Several of the Platform’s initiatives deserve special mention. The proposed Future of Development Cooperation Commission—backed by Ireland, Malawi, Mexico, Nepal, Zambia, and the Gates Foundation—will help develop a new evidence-based narrative for development finance. Meanwhile, Colombia and Uruguay, along with the Development Bank of Latin America, are advancing a Global Public Investment model to democratize resource pooling and decision-making.

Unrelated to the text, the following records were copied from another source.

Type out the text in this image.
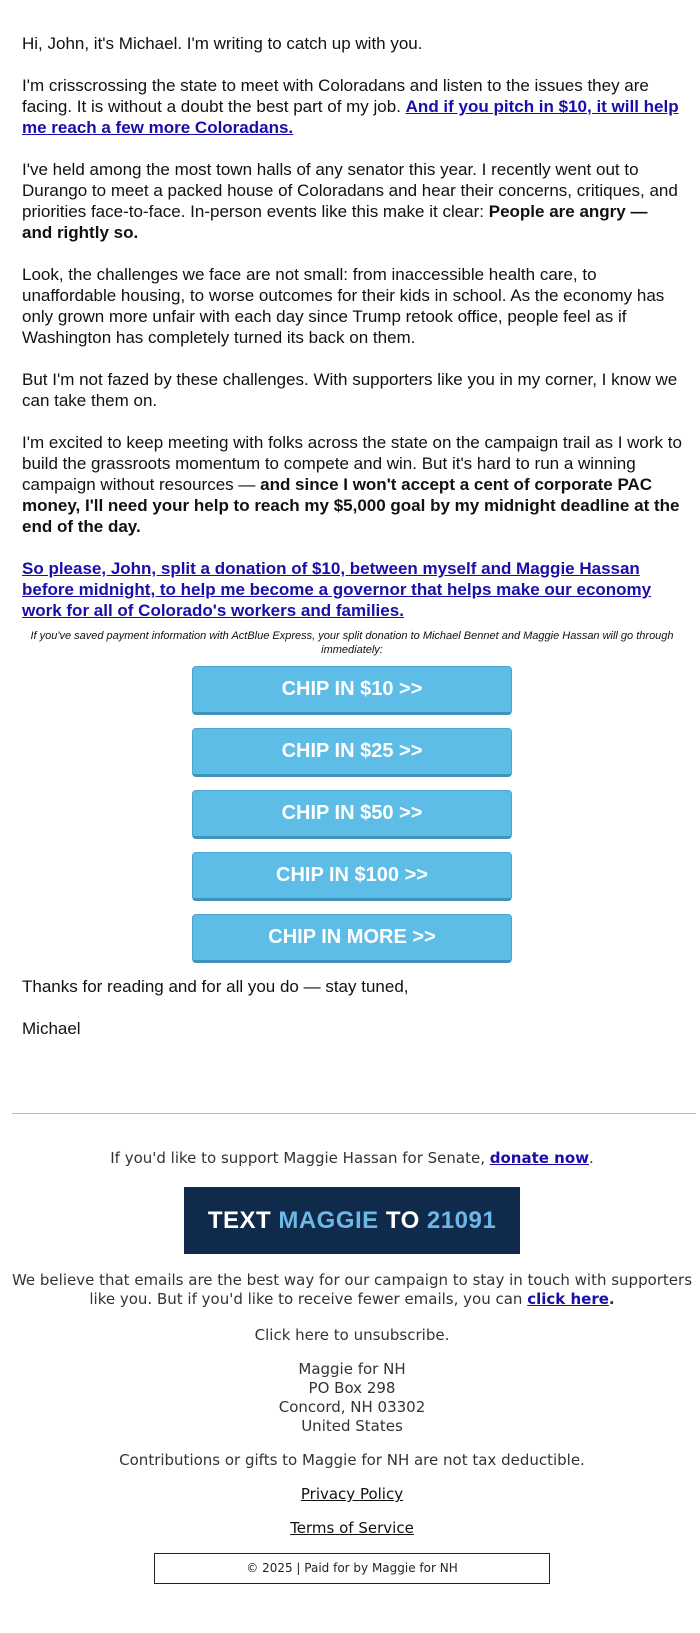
Hi, John, it's Michael. I'm writing to catch up with you.

I'm crisscrossing the state to meet with Coloradans and listen to the issues they are facing. It is without a doubt the best part of my job. And if you pitch in $10, it will help me reach a few more Coloradans.

I've held among the most town halls of any senator this year. I recently went out to Durango to meet a packed house of Coloradans and hear their concerns, critiques, and priorities face-to-face. In-person events like this make it clear: People are angry — and rightly so.

Look, the challenges we face are not small: from inaccessible health care, to unaffordable housing, to worse outcomes for their kids in school. As the economy has only grown more unfair with each day since Trump retook office, people feel as if Washington has completely turned its back on them.

But I'm not fazed by these challenges. With supporters like you in my corner, I know we can take them on.

I'm excited to keep meeting with folks across the state on the campaign trail as I work to build the grassroots momentum to compete and win. But it's hard to run a winning campaign without resources — and since I won't accept a cent of corporate PAC money, I'll need your help to reach my $5,000 goal by my midnight deadline at the end of the day.

So please, John, split a donation of $10, between myself and Maggie Hassan before midnight, to help me become a governor that helps make our economy work for all of Colorado's workers and families.

If you've saved payment information with ActBlue Express, your split donation to Michael Bennet and Maggie Hassan will go through immediately:
CHIP IN $10 >>
CHIP IN $25 >>
CHIP IN $50 >>
CHIP IN $100 >>
CHIP IN MORE >>

Thanks for reading and for all you do — stay tuned,

Michael

If you'd like to support Maggie Hassan for Senate, donate now.

TEXT
MAGGIE
TO
21091

We believe that emails are the best way for our campaign to stay in touch with supporters like you. But if you'd like to receive fewer emails, you can click here.

Click here to unsubscribe.

Maggie for NH

PO Box 298

Concord, NH 03302

United States

Contributions or gifts to Maggie for NH are not tax deductible.

Privacy Policy

Terms of Service

© 2025 | Paid for by Maggie for NH
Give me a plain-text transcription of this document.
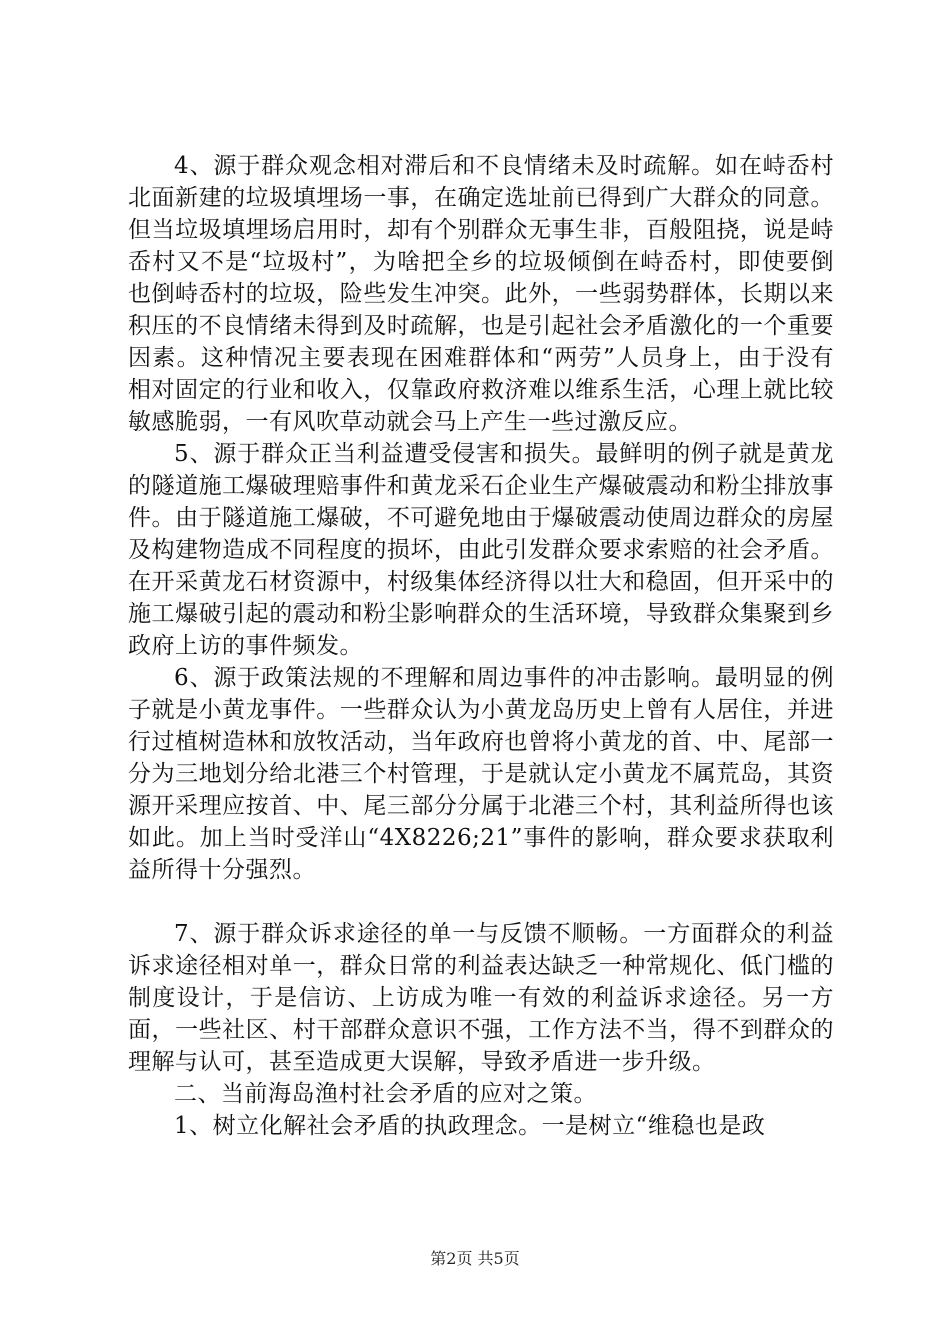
4、源于群众观念相对滞后和不良情绪未及时疏解。如在峙岙村北面新建的垃圾填埋场一事，在确定选址前已得到广大群众的同意。但当垃圾填埋场启用时，却有个别群众无事生非，百般阻挠，说是峙岙村又不是“垃圾村”，为啥把全乡的垃圾倾倒在峙岙村，即使要倒也倒峙岙村的垃圾，险些发生冲突。此外，一些弱势群体，长期以来积压的不良情绪未得到及时疏解，也是引起社会矛盾激化的一个重要因素。这种情况主要表现在困难群体和“两劳”人员身上，由于没有相对固定的行业和收入，仅靠政府救济难以维系生活，心理上就比较敏感脆弱，一有风吹草动就会马上产生一些过激反应。

5、源于群众正当利益遭受侵害和损失。最鲜明的例子就是黄龙的隧道施工爆破理赔事件和黄龙采石企业生产爆破震动和粉尘排放事件。由于隧道施工爆破，不可避免地由于爆破震动使周边群众的房屋及构建物造成不同程度的损坏，由此引发群众要求索赔的社会矛盾。在开采黄龙石材资源中，村级集体经济得以壮大和稳固，但开采中的施工爆破引起的震动和粉尘影响群众的生活环境，导致群众集聚到乡政府上访的事件频发。

6、源于政策法规的不理解和周边事件的冲击影响。最明显的例子就是小黄龙事件。一些群众认为小黄龙岛历史上曾有人居住，并进行过植树造林和放牧活动，当年政府也曾将小黄龙的首、中、尾部一分为三地划分给北港三个村管理，于是就认定小黄龙不属荒岛，其资源开采理应按首、中、尾三部分分属于北港三个村，其利益所得也该如此。加上当时受洋山“4X8226;21”事件的影响，群众要求获取利益所得十分强烈。

7、源于群众诉求途径的单一与反馈不顺畅。一方面群众的利益诉求途径相对单一，群众日常的利益表达缺乏一种常规化、低门槛的制度设计，于是信访、上访成为唯一有效的利益诉求途径。另一方面，一些社区、村干部群众意识不强，工作方法不当，得不到群众的理解与认可，甚至造成更大误解，导致矛盾进一步升级。

二、当前海岛渔村社会矛盾的应对之策。

1、树立化解社会矛盾的执政理念。一是树立“维稳也是政

第2页 共5页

A coalition of civil society groups, including Bangladesh’s Centre for Policy Dialogue and NYU’s Center on International Cooperation, is also building accountability frameworks to monitor implementation and ensure transparency.

Still, the document is not without its shortcomings. The push for international financial institution reform was notably deferred, leaving the World Bank and IMF boards—where developing countries are underrepresented—in charge. Proposals for expanding Special Drawing Rights or creating a global beneficial ownership registry were diluted or left ambiguous. And the final language on climate finance failed to match the ambition of the Paris Agreement, prompting some Northern states to issue caveats.

Yet even with these imperfections, Sevilla marks a pivotal break from business as usual. For too long, development finance has been shaped by power dynamics that treat developing countries as passive recipients of aid, beholden to opaque structures and conditionalities. The Compromiso de Sevilla begins to unravel that model, replacing it with one based on mutual respect, shared responsibility, and country ownership.

The United States may have opted out of the process, but its absence did not paralyze progress. If anything, it galvanized other nations to forge ahead. Sevilla is not a rejection of the West, but a recalibration of global priorities that reflects today’s multipolar world. And in doing so, it adds to a growing body of evidence—from the UN Ocean Treaty to the WHO Pandemic Agreement—that multilateralism is evolving, not dying.

As Zambian ambassador Chola Milambo aptly put it, implementation is what matters now. The Compromiso de Sevilla is not an endpoint—it is a beginning. A blueprint has been laid out. Whether the world follows through will determine not just the future of development finance, but also whether international cooperation can rise to meet the challenges of the 21st century.

Sevilla lit a path. It is up to all of us to walk it.